The goal position is at (0,0) meters and the goal orientation is 0 radians.
The maximum thrust applied by each thruster is 8.5 N.
The sample time is 0.1 seconds.
The observations from the environment are the vehicle's position $(x, y)$ , orientation $(θ)$ , velocity $(\dot{x}, \dot{y})$ , angular velocity $(\dot{θ})$ , and a sensor reading that detects rough landing (-1), soft landing (1) or airborne (0) condition. The observations are normalized between -1 and 1.
The environment has a discrete action space. At every time step, the agent selects one of the following nine discrete action pairs:

$\begin{array}{l} L, L - do nothing \\ L, M - fire right (med) \\ L, H - fire right (high) \\ M, L - fire left (med) \\ M, M - fire left (med) + right (med) \\ M, H - fire left (med) + right (high) \\ H, L - fire left (high) \\ H, M - fire left (high) + right (med) \\ H, H - fire left (high) + right (high) \end{array}$

Here, $L = 0.0, M = 0.5$ and $H = 1.0$ are normalized thrust values for each thruster. The environment step function scales these values to determine the actual thrust values.
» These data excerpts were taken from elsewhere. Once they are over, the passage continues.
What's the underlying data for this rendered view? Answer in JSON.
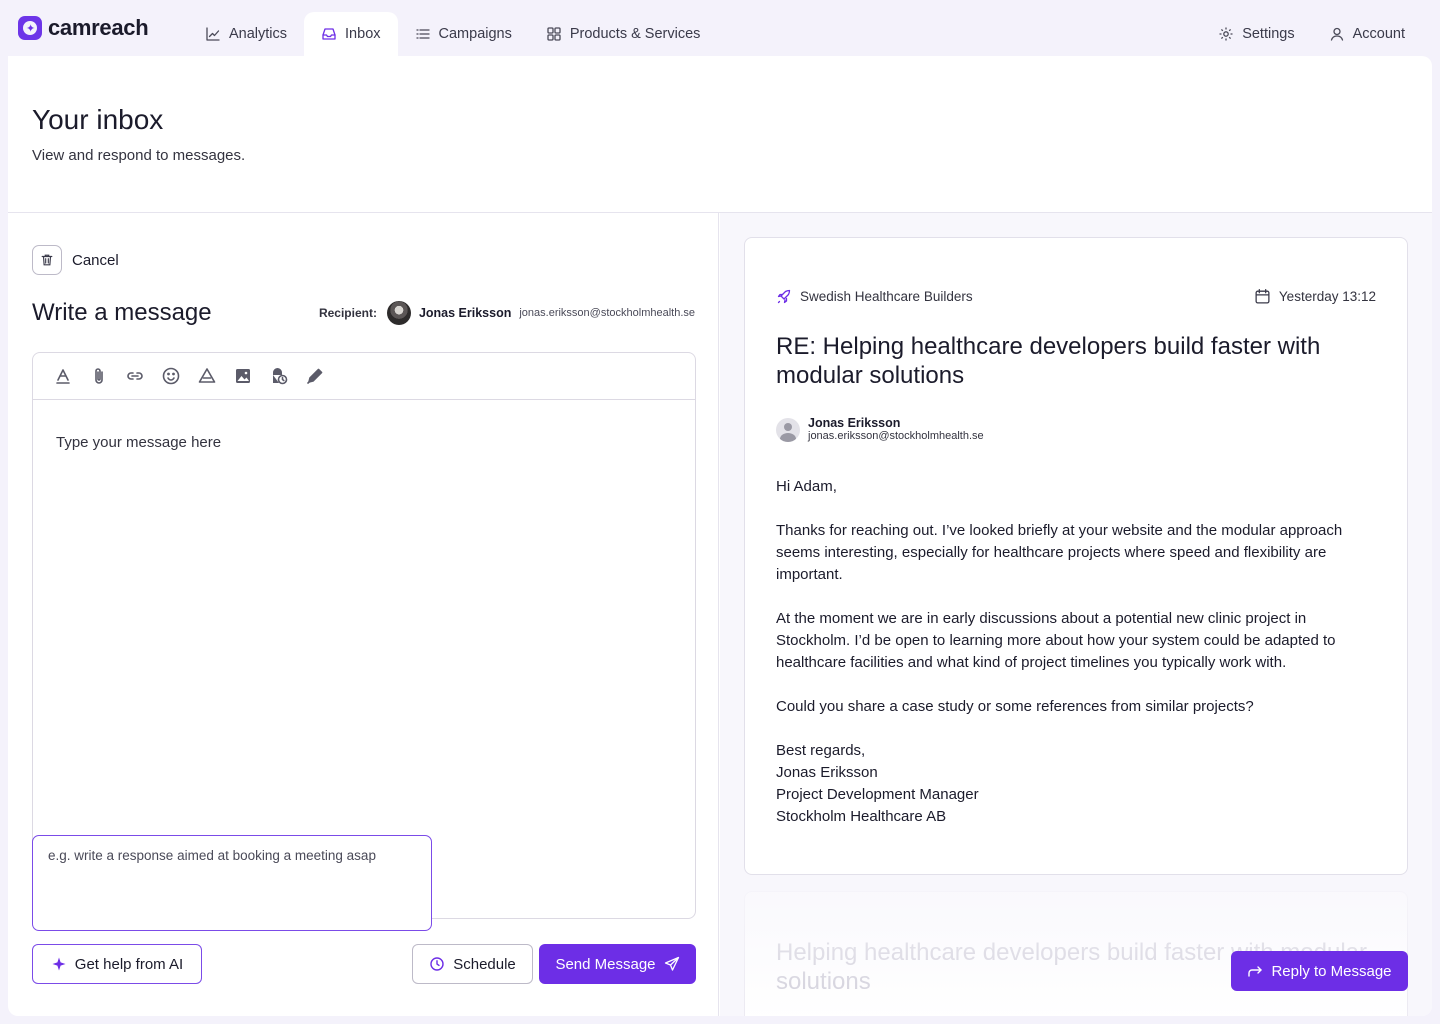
{
  "brand": {
    "name": "camreach",
    "accent": "#6d2ee6"
  },
  "nav": {
    "items": [
      {
        "label": "Analytics",
        "icon": "chart-line-icon"
      },
      {
        "label": "Inbox",
        "icon": "inbox-icon",
        "active": true
      },
      {
        "label": "Campaigns",
        "icon": "list-icon"
      },
      {
        "label": "Products & Services",
        "icon": "grid-icon"
      }
    ],
    "settings_label": "Settings",
    "account_label": "Account"
  },
  "page": {
    "title": "Your inbox",
    "subtitle": "View and respond to messages."
  },
  "compose": {
    "cancel_label": "Cancel",
    "title": "Write a message",
    "recipient_label": "Recipient:",
    "recipient_name": "Jonas Eriksson",
    "recipient_email": "jonas.eriksson@stockholmhealth.se",
    "toolbar_icons": [
      "text-format-icon",
      "paperclip-icon",
      "link-icon",
      "emoji-icon",
      "drive-icon",
      "image-icon",
      "lock-clock-icon",
      "pen-icon"
    ],
    "editor_placeholder": "Type your message here",
    "ai_prompt_placeholder": "e.g. write a response aimed at booking a meeting asap",
    "ai_button_label": "Get help from AI",
    "schedule_label": "Schedule",
    "send_label": "Send Message"
  },
  "message": {
    "campaign": "Swedish Healthcare Builders",
    "timestamp": "Yesterday 13:12",
    "subject": "RE: Helping healthcare developers build faster with modular solutions",
    "sender_name": "Jonas Eriksson",
    "sender_email": "jonas.eriksson@stockholmhealth.se",
    "body": {
      "greeting": "Hi Adam,",
      "p1": "Thanks for reaching out. I’ve looked briefly at your website and the modular approach seems interesting, especially for healthcare projects where speed and flexibility are important.",
      "p2": "At the moment we are in early discussions about a potential new clinic project in Stockholm. I’d be open to learning more about how your system could be adapted to healthcare facilities and what kind of project timelines you typically work with.",
      "p3": "Could you share a case study or some references from similar projects?",
      "sign_off": "Best regards,",
      "sig_name": "Jonas Eriksson",
      "sig_title": "Project Development Manager",
      "sig_company": "Stockholm Healthcare AB"
    }
  },
  "previous_message": {
    "subject": "Helping healthcare developers build faster with modular solutions"
  },
  "reply_label": "Reply to Message"
}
At the beginning of every episode, the vehicle starts from a random initial $x$ position and orientation. The altitude is always reset to 100 meters.
The reward $r_{t}$ provided at the time step $t$ is as follows.

$\begin{array}{l} r_{t} = (s_{t} - s_{t - 1}) - 0.1 θ_{t}^{2} - 0.01 (L_{t}^{2} + R_{t}^{2}) + 500 c \\ s_{t} = 1 - (\sqrt{{\hat{d}}_{t}} + \frac{\sqrt{{\hat{v}}_{t}}}{2}) \\ c = (y_{t} \leq 0) & & ({\dot{y}}_{t} \geq - 0.5 & & | {\dot{x}}_{t} | \leq 0.5) \end{array}$

Here:

$x_{t}$ , $y_{t}$ , ${\dot{x}}_{t}$ , and ${\dot{y}}_{t}$ are the positions and velocities of the lander vehicle along the x and y axes.
${\hat{d}}_{t} = \sqrt{{x_{t}}^{2} + {y_{t}}^{2}} / d_{\max}$ is the normalized distance of the lander vehicle from the goal position.
${\hat{v}}_{t} = \sqrt{{\dot{x_{t}}}^{2} + {\dot{y_{t}}}^{2}} / v_{\max}$ is the normalized speed of the lander vehicle.
$d_{\max}$ and $v_{\max}$ are the maximum distances and speeds.
$θ_{t}$ is the orientation with respect to the vertical axis.
$L_{t}$ and $R_{t}$ are the action values for the left and right thrusters.
$c$ is a sparse reward for soft-landing with horizontal and vertical velocities less than 0.5 m/s.

Create MATLAB Environment

Create a MATLAB® environment for the lander vehicle using the lander LanderVehicle class.

env = LanderVehicle()

env = 
  LanderVehicle with properties:

                Mass: 1
                  L1: 10
                  L2: 5
             Gravity: 9.8060
        ThrustLimits: [0 8.5000]
                  Ts: 0.1000
               State: [6x1 double]
          LastAction: [2x1 double]
         LastShaping: 0
    DistanceIntegral: 0
    VelocityIntegral: 0
           TimeCount: 0

Obtain the observation and action specifications from the environment.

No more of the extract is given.